China cracked down hard. Thousands fled across the border to nearby India, including the parents of Sandup Tsering. He was a newborn then, two weeks old and smothered in swaddling- clothes.

“I have never seen my homeland,” said Tsering, a former Buddhist monk and now the leader of Melbourne’s small Tibetan exile community.

“Even though I live here in a free country and I am very comfortable materially, I always feel sad that my homeland is under foreign occupation. That my people there are undergoing suffering.”

Tsering is one of fewer than 100 Tibetans in Australia. He grew up in the south of India, in Mysore, where a large exiled Tibetan community now lives.

Before being relocated there, his parents lived for five years in a transit camp in eastern India. He came to Australia as a monk in 1984 to work at the Tara Institute in the Melbourne beach-side suburb of Brighton, a Tibetan Buddhist centre visited by Tibetans and non-Tibetans alike.

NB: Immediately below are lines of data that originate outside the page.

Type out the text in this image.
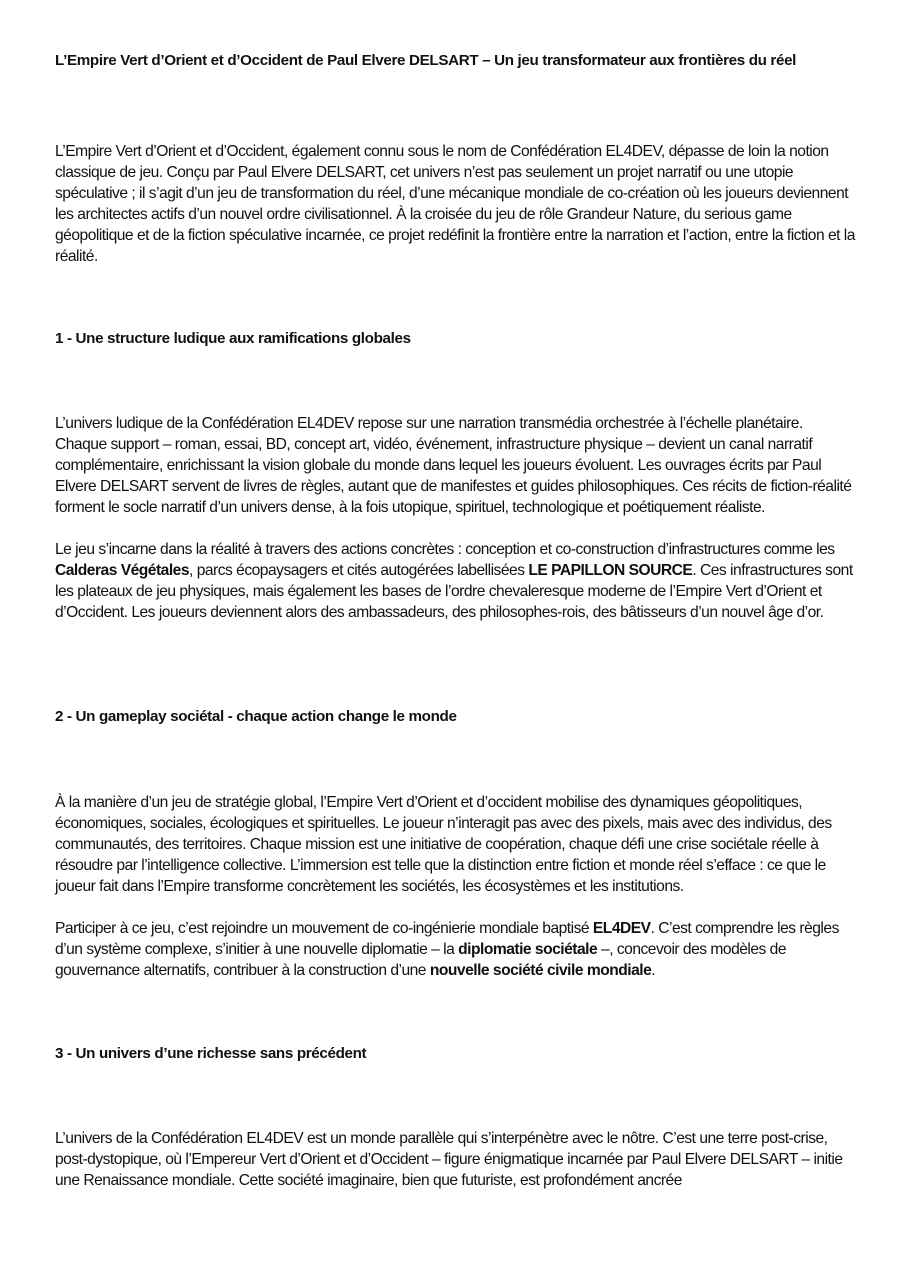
L’Empire Vert d’Orient et d’Occident de Paul Elvere DELSART – Un jeu transformateur aux frontières du réel

L’Empire Vert d’Orient et d’Occident, également connu sous le nom de Confédération EL4DEV, dépasse de loin la notion classique de jeu. Conçu par Paul Elvere DELSART, cet univers n’est pas seulement un projet narratif ou une utopie spéculative ; il s’agit d’un jeu de transformation du réel, d’une mécanique mondiale de co-création où les joueurs deviennent les architectes actifs d’un nouvel ordre civilisationnel. À la croisée du jeu de rôle Grandeur Nature, du serious game géopolitique et de la fiction spéculative incarnée, ce projet redéfinit la frontière entre la narration et l’action, entre la fiction et la réalité.

1 - Une structure ludique aux ramifications globales

L’univers ludique de la Confédération EL4DEV repose sur une narration transmédia orchestrée à l’échelle planétaire. Chaque support – roman, essai, BD, concept art, vidéo, événement, infrastructure physique – devient un canal narratif complémentaire, enrichissant la vision globale du monde dans lequel les joueurs évoluent. Les ouvrages écrits par Paul Elvere DELSART servent de livres de règles, autant que de manifestes et guides philosophiques. Ces récits de fiction-réalité forment le socle narratif d’un univers dense, à la fois utopique, spirituel, technologique et poétiquement réaliste.

Le jeu s’incarne dans la réalité à travers des actions concrètes : conception et co-construction d’infrastructures comme les Calderas Végétales, parcs écopaysagers et cités autogérées labellisées LE PAPILLON SOURCE. Ces infrastructures sont les plateaux de jeu physiques, mais également les bases de l’ordre chevaleresque moderne de l’Empire Vert d’Orient et d’Occident. Les joueurs deviennent alors des ambassadeurs, des philosophes-rois, des bâtisseurs d’un nouvel âge d’or.

2 - Un gameplay sociétal - chaque action change le monde

À la manière d’un jeu de stratégie global, l’Empire Vert d’Orient et d’occident mobilise des dynamiques géopolitiques, économiques, sociales, écologiques et spirituelles. Le joueur n’interagit pas avec des pixels, mais avec des individus, des communautés, des territoires. Chaque mission est une initiative de coopération, chaque défi une crise sociétale réelle à résoudre par l’intelligence collective. L’immersion est telle que la distinction entre fiction et monde réel s’efface : ce que le joueur fait dans l’Empire transforme concrètement les sociétés, les écosystèmes et les institutions.

Participer à ce jeu, c’est rejoindre un mouvement de co-ingénierie mondiale baptisé EL4DEV. C’est comprendre les règles d’un système complexe, s’initier à une nouvelle diplomatie – la diplomatie sociétale –, concevoir des modèles de gouvernance alternatifs, contribuer à la construction d’une nouvelle société civile mondiale.

3 - Un univers d’une richesse sans précédent

L’univers de la Confédération EL4DEV est un monde parallèle qui s’interpénètre avec le nôtre. C’est une terre post-crise, post-dystopique, où l’Empereur Vert d’Orient et d’Occident – figure énigmatique incarnée par Paul Elvere DELSART – initie une Renaissance mondiale. Cette société imaginaire, bien que futuriste, est profondément ancrée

Tsering, who now has a job as a storeman, continues his work at the centre, translating the teachings of the Geshe Doga, the 62-year-old senior Tibetan monk, who speaks no English.

During the 1960s, there were U.N. calls for China to withdraw from Tibet.  But soon the world forgot the territory’s plight, and little news trickled out. These days the occupation is largely recognized in all but name.

Scholars now know that, in the years after the 1959 uprising, an estimated 1.2 million Tibetans died – one-fifth of the territory’s population. In the cities and fertile valleys, a steady influx of Chinese now outnumber Tibetans by two to one.

The government-in-exile, headed by the Dalai Lama, remains in Dharamsala, a northern Indian town near the Tibetan border.

 “My parents are now old,” says Tsering. “Every time I see them, I know that, even though their bodies are living in India, their whole mind and hope is in Tibet.

Despite the long years, despite the seeming intransigence of China and the polite dismissal of the diplomatic community, Tibetans still dream of returning one day to a free land.

“Most Tibetans here, and in India, think that one day they will go back,” says Tsering. “They do not think that Tibet will not be free one day, that there’s no hope. Still there is hope.”